“Vietato entrare, in questa casa vive una persona sotto osservazione epidemiologica”. In Ungheria, fin dallo scoppio della pandemia in Europa, a marzo, sui portoni delle abitazioni sono comparsi dei cartelli rossi che impedivano a parenti, conoscenti o chiunque passasse davanti di chiedere di entrare in casa perché lì dentro viveva una persona che aveva contratto il coronavirus. Una decisione, quella dell’esecutivo di Budapest guidato da Viktor Orban, che ha provocato proteste soprattutto fuori dal Paese, tra chi l’ha vista come una misura discriminatoria e stigmatizzante, ma che non ha provocato particolari reazioni interne, in uno Stato dove il premier ha chiesto e ottenuto i pieni poteri che, in tre mesi, gli hanno consentito di firmare 180 leggi, molte delle quali bollate come liberticide e discriminatorie.
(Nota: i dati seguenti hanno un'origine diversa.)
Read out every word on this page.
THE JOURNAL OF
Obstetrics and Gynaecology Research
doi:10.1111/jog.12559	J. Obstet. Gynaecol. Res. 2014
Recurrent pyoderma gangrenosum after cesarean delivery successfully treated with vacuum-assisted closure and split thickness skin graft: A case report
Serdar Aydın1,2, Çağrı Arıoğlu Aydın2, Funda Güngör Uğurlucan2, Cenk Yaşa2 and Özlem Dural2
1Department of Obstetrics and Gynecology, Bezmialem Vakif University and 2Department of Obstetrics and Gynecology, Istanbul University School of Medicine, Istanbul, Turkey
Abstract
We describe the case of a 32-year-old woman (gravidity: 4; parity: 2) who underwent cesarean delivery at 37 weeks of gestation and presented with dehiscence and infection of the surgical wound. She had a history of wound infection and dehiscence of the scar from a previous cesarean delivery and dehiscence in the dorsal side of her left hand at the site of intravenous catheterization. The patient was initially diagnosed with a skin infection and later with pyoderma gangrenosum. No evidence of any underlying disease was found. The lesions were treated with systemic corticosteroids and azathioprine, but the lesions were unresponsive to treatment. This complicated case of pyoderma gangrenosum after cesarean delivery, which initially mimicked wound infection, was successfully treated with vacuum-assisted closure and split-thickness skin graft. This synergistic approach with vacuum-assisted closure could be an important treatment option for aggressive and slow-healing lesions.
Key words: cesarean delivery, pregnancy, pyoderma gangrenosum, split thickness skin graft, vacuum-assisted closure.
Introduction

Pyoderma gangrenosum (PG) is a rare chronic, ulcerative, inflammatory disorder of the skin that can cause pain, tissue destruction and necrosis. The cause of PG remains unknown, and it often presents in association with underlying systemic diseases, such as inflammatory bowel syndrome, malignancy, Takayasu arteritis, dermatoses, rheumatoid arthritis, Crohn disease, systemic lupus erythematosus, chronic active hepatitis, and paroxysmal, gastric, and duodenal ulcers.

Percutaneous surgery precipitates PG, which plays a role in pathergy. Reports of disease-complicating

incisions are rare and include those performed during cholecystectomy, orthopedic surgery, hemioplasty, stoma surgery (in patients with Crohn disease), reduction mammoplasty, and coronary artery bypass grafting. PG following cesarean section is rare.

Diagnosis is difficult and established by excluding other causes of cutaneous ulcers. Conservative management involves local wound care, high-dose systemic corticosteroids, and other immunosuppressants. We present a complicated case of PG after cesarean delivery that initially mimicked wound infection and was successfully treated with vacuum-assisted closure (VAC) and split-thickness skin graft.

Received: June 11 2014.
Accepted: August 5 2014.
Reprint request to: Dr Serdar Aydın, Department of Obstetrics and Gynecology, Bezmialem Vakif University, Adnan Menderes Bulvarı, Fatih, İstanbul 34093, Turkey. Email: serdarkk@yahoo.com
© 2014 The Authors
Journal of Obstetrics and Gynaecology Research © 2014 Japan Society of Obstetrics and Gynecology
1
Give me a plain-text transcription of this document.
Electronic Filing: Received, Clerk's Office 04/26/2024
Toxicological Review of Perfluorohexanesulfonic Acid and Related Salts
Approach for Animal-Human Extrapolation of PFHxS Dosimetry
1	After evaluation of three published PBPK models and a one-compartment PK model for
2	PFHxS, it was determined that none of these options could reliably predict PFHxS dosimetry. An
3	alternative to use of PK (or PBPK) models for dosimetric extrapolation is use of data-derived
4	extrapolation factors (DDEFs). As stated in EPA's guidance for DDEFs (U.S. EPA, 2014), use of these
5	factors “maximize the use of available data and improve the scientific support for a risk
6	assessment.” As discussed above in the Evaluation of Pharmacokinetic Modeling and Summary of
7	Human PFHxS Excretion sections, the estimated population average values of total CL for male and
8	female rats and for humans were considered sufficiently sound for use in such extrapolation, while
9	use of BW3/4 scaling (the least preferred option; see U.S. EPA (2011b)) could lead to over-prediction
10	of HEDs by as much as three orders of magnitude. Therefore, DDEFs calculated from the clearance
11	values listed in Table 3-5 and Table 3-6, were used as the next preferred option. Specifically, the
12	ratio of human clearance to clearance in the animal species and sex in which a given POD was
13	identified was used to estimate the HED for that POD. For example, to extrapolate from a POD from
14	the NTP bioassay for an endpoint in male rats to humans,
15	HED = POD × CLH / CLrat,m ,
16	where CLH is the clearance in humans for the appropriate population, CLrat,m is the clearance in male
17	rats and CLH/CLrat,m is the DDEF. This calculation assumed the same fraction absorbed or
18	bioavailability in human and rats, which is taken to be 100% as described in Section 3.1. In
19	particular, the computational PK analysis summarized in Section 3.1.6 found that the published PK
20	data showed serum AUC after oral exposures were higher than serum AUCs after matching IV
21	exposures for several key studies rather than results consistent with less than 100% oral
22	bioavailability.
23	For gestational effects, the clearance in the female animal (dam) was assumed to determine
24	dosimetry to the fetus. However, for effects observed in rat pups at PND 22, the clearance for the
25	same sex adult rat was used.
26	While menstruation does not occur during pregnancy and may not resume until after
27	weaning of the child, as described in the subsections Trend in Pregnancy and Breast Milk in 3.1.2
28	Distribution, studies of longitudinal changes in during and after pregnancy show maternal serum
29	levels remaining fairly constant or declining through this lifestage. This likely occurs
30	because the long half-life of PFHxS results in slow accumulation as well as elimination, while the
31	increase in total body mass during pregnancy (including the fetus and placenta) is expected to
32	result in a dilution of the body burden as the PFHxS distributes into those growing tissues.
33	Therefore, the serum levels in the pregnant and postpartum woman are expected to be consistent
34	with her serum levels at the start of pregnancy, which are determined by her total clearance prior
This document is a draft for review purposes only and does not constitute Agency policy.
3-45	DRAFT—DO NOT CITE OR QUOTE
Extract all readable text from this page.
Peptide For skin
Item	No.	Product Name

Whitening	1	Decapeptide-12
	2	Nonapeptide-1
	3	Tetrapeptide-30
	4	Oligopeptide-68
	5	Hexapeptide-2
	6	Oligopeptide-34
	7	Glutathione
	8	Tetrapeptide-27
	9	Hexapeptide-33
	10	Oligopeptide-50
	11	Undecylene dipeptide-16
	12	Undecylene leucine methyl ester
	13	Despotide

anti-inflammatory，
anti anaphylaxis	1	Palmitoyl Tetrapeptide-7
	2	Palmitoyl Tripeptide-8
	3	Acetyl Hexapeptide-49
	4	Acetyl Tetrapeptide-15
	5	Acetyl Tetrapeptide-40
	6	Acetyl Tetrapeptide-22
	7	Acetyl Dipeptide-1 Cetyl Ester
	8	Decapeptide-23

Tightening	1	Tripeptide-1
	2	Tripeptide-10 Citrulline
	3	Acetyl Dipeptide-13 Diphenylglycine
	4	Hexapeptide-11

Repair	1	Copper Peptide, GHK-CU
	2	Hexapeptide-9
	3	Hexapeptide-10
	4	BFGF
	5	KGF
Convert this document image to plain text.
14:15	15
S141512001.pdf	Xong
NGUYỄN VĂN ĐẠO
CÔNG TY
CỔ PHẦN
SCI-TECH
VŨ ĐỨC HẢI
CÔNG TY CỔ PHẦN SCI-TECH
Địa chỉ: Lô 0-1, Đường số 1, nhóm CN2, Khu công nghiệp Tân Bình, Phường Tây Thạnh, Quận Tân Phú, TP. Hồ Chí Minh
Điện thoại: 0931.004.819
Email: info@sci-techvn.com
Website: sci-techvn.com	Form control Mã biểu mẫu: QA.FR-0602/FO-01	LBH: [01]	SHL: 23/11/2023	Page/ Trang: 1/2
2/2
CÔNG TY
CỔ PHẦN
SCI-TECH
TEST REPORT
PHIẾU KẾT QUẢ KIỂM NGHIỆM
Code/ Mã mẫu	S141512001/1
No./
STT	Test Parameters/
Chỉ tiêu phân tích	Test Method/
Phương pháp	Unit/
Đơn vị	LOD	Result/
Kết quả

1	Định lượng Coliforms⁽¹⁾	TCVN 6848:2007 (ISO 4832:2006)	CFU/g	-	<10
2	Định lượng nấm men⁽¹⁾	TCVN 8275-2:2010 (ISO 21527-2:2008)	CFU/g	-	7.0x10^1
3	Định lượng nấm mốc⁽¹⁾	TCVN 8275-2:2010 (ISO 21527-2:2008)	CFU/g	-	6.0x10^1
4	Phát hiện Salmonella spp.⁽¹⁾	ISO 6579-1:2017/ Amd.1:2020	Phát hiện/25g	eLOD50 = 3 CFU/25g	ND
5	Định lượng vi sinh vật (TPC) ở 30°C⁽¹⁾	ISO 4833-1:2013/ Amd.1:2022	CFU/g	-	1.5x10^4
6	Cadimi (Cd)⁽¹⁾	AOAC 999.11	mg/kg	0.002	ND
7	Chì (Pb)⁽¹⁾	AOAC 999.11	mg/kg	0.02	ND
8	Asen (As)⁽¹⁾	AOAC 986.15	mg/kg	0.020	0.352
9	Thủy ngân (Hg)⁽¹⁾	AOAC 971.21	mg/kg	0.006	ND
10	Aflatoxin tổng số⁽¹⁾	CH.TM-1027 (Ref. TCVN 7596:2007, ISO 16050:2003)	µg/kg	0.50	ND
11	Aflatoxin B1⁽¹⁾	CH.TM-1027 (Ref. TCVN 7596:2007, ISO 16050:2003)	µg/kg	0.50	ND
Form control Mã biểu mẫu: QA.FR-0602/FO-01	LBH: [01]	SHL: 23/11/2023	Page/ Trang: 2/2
Se viene rilevata una positività all’interno di un nucleo familiare, spiega a Ilfattoquotidiano.it David Vig, direttore di Amnesty International Ungheria, la persona riceve una comunicazione scritta e un cartello rosso da attaccare sulla porta per tutta la durata dell’isolamento. Da quel momento, nessuno può entrare o uscire dalla casa, eccezion fatta per le autorità preposte. “Dentro questa casa – c’è scritto sul segnale – c’è una persona sotto osservazione epidemiologica. Nessuno può entrare tranne le autorità. Senza un’autorizzazione delle autorità nessuno può lasciare l’immobile. È vietato rimuovere il cartello senza il permesso delle autorità. Se violi queste regole puoi essere perseguito penalmente“.

“Le persone – aggiunge Vig – lo hanno considerato solo un cartello, non lo hanno visto come un oltraggio, una stigmatizzazione, come sarebbe potuto accadere da altre parti. Su questo, non abbiamo riscontrato particolari lamentele”.